The first part will focus on the developmental origins of the fusiform face area (FFA) a canonical node in the VVC that responds selectively to faces. How does the FFA arise in development, and why does it develop so systematically in the same location across individuals? Preferential fMRI responses to faces arises early by around 6 months in humans (Deen et al., 2017). Arcaro et al (2017) have further shown in monkeys that regions that later become face selective are correlated in resting fMRI with foveal retinotopic cortex in newborns, and that monkeys reared without ever seeing a face show no face-selective patches. These findings have been taken to argue that 1) seeing faces is necessary for the development of face selective patches, and 2) face patches arise in previously fovea-biased cortex because early experience with faces is foveally biased. I will present evidence against both these hypotheses by demonstrating robust face selective responses in congenitally blind participants during a novel experimental paradigm in which participants haptically explore 3D-printed stimuli.
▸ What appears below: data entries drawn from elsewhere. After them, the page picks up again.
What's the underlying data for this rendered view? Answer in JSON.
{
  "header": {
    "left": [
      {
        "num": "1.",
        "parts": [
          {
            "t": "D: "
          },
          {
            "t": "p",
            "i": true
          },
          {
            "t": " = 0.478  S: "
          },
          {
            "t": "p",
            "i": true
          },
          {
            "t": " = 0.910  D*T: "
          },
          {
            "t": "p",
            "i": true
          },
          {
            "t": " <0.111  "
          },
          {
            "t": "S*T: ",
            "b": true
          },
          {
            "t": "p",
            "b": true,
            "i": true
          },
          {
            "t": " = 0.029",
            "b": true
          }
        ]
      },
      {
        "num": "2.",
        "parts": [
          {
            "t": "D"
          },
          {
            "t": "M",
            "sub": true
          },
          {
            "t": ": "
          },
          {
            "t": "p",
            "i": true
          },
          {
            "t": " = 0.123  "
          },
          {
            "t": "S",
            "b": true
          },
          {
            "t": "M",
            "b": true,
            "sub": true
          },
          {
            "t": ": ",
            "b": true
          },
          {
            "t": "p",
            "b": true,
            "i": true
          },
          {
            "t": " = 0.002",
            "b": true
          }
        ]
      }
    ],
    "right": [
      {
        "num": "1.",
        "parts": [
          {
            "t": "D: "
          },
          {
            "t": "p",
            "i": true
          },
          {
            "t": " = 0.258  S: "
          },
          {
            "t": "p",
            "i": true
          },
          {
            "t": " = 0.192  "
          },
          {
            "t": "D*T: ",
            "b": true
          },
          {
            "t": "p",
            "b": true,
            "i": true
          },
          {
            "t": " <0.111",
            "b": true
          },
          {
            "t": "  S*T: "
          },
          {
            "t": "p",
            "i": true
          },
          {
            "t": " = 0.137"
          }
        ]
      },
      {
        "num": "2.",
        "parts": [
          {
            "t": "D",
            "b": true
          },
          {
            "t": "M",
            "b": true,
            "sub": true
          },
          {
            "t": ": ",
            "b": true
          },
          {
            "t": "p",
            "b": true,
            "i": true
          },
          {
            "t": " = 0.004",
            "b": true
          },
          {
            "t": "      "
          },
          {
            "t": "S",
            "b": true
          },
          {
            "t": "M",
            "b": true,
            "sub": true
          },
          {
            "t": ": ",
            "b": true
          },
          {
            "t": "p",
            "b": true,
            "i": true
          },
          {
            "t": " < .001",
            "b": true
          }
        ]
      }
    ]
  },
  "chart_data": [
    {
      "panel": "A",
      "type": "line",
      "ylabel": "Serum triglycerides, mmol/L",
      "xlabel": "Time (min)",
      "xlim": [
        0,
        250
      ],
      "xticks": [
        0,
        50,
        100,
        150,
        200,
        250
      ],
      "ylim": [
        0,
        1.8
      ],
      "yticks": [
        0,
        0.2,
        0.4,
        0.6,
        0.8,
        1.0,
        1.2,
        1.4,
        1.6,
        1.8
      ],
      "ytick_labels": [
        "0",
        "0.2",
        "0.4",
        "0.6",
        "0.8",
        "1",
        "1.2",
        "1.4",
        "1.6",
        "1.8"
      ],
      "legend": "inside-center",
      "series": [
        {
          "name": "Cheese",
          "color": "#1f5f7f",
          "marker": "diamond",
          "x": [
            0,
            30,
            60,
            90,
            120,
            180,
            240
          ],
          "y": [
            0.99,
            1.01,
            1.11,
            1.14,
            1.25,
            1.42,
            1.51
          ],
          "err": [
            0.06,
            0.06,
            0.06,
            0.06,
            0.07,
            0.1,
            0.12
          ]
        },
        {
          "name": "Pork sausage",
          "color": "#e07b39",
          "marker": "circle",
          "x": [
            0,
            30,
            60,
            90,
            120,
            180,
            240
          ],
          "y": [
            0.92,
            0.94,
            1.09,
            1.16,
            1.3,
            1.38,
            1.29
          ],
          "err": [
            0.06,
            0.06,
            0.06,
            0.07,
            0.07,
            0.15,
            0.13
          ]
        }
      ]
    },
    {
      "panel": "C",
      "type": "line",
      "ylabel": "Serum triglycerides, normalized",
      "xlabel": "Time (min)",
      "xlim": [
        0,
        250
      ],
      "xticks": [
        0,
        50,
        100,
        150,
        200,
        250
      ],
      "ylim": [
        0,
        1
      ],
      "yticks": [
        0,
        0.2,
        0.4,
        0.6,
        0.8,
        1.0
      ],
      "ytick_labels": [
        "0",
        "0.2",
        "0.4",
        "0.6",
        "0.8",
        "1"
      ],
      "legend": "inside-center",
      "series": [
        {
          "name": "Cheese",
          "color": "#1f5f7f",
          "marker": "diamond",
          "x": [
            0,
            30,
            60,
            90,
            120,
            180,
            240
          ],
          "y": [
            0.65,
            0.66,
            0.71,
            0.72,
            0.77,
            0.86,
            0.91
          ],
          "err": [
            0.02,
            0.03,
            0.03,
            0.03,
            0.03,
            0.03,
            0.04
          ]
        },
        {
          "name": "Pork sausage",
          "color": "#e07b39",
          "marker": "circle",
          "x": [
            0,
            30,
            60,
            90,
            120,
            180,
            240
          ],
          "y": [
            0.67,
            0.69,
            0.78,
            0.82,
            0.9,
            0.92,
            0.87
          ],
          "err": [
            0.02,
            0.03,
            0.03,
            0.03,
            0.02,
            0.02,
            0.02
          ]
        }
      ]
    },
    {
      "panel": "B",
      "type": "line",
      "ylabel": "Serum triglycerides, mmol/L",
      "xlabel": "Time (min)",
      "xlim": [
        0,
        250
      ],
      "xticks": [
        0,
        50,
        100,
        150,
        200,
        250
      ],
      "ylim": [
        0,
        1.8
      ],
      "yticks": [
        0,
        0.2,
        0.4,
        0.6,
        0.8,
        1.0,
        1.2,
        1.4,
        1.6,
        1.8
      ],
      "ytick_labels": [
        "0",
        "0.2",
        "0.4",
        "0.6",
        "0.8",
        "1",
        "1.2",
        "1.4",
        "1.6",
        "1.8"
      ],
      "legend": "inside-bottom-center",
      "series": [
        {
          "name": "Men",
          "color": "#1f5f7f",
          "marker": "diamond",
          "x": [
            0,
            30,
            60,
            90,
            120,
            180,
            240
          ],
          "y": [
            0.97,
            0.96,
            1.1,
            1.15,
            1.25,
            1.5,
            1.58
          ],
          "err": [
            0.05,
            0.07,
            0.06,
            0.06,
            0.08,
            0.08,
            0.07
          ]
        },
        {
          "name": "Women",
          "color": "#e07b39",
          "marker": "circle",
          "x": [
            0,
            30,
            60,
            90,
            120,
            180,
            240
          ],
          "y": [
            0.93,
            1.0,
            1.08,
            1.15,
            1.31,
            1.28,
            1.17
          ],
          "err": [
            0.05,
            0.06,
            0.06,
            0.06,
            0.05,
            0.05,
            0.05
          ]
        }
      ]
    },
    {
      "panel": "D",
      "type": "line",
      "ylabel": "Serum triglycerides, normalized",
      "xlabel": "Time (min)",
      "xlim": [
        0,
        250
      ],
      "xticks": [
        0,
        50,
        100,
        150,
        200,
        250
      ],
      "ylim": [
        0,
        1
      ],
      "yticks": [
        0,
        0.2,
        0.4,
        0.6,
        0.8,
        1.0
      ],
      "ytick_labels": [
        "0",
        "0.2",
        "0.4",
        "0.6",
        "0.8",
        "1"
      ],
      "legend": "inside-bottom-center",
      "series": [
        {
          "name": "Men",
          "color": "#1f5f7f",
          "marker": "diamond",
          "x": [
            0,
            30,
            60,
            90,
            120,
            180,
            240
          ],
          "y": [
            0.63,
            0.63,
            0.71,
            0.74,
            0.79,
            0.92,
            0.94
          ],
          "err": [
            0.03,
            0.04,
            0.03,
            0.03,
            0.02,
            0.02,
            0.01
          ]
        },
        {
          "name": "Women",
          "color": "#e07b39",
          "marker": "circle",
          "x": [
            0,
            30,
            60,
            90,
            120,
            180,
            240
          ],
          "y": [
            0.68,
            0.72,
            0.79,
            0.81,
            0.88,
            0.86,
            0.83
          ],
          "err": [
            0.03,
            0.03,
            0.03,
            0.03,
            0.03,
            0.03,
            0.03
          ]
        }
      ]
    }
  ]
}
In the next part of the talk, I will take a step back and critically evaluate the evidence for cortical selectivity. Even though cortical selectivity has provided important evidence for domain-specific theories of human cognition, development, and evolution, they are not computationally precise and remain vulnerable to empirical refutation. Given these critical shortcomings, is the theory even true? To address these issues, I will show some recent efforts to reverse engineer these regions by constructing deep artificial neural network (ANN)-based encoding models that predict the observed response to novel images, outperforming descriptive models and even professors! I will then further demonstrate how we can apply these models to make ever stronger inferences about theories of category selectivity which points the way for future research characterizing the functional organization of the human brain with unprecedented computational precision.

About the Speaker
Ratan obtained his PhD in Neuroscience from the Indian Institute of Science with Prof. SP Arun. He is currently a postdoctoral fellow at the Center for Brains, Minds and Machines, McGovern Institute for Brain Research at the Massachusetts Institute of Technology with Profs. Nancy Kanwisher and Jim DiCarlo. His current research interests are to elucidate the neural codes and algorithms that enable our rich visual perception of the world and how those codes mature over the course of visual development.